When I was in high school (about 13 years old), I once had a plan to make money: I would play the lottery. Here's the mechanism I had in mind.
I would play $1 in the quiniela. Quiniela pays $700 for each $1 you bet, and you have to choose a number between 000 and 999. My idea was: I can bet the $1 my parent give me every day, and there's a chance I make $700. If I had $700 I could buy anything a 13-year old kid may want. With $1? Not so much.
Of course you are right now thinking: What a moron! He has a 0.001 chance of winning and it pays 700 to 1, so it's a losing bet! Bzzzzzt!
Let's start with some simple simulation code:
import random n = 476 for tests in range(10000): for w in range(1000): q = random.randint(0,999) if n == q: break print(w)

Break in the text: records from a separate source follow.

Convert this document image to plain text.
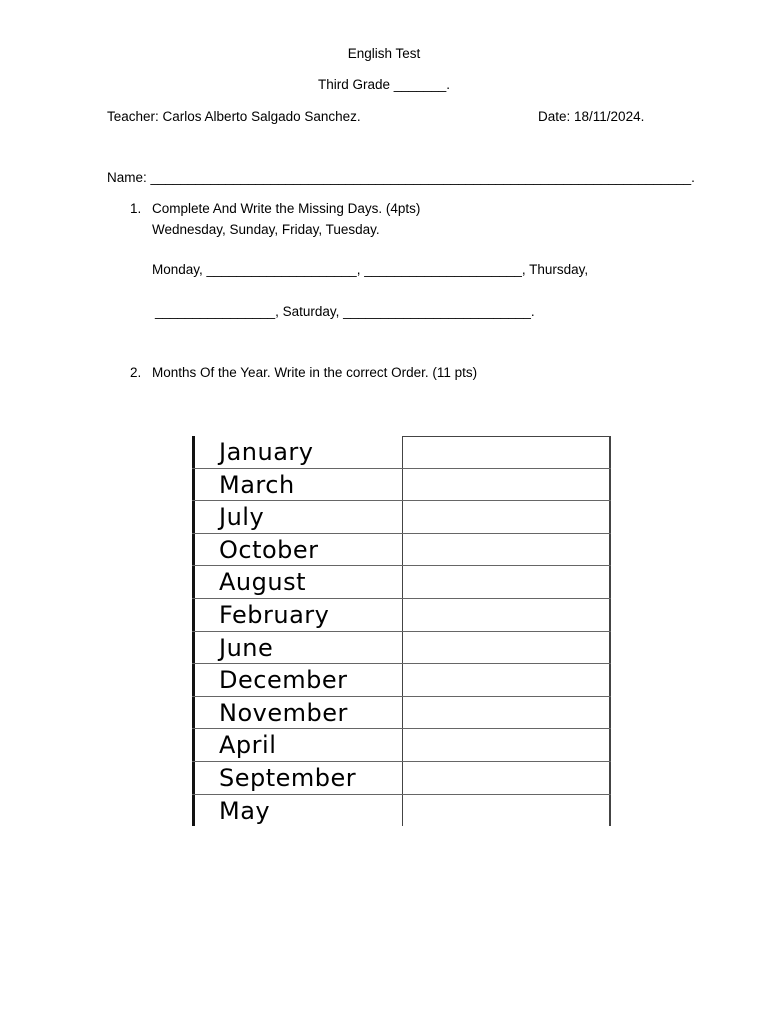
English Test
Third Grade _______.
Teacher: Carlos Alberto Salgado Sanchez.	Date: 18/11/2024.
Name: ________________________________________________________________________.
1. Complete And Write the Missing Days. (4pts)
Wednesday, Sunday, Friday, Tuesday.
Monday, ____________________, _____________________, Thursday,
________________, Saturday, _________________________.
2. Months Of the Year. Write in the correct Order. (11 pts)
January
March
July
October
August
February
June
December
November
April
September
May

Short explanation: run 10000 simulations of this process:
We play each day for 1000 days.
If we win, we stop.
If we don't win in 1000 days we stop.
We record the number where we stop.
So, I ran it. Here's a graph of the results
So, how many never won anything? In my data set: 3699 players out of 10000 never won anything.
How many actually lost money? 5030 players.
And how many won money? 4967 players won money.
2910 players won in less than 350 plays.
3 players got exactly even money, winning in their 700th play. For them, this was exactly the same as saving their money.
So, is it a good idea to play a lottery like this? It's a coin toss. Half the time, you end with no money. Half the time, you end with more money than if you had saved.
If you are betting disposable income (a sufficiently low amount that "it doesn't hurt"), it works out. You have a fair chance (50%) of a reward at least as good as saving the money, and a decent chance (25%) of a reward twice as good.
And you have a fair chance (50%) of losing money. But you would lose it very, very slowly and painlessly. ¿How well do you think stocks compare to that? ¿And what are the barriers to entry on both games?
In short: playing the lottery is not irrational, really, it's just a savings plan. It sure was a better idea than buying candy!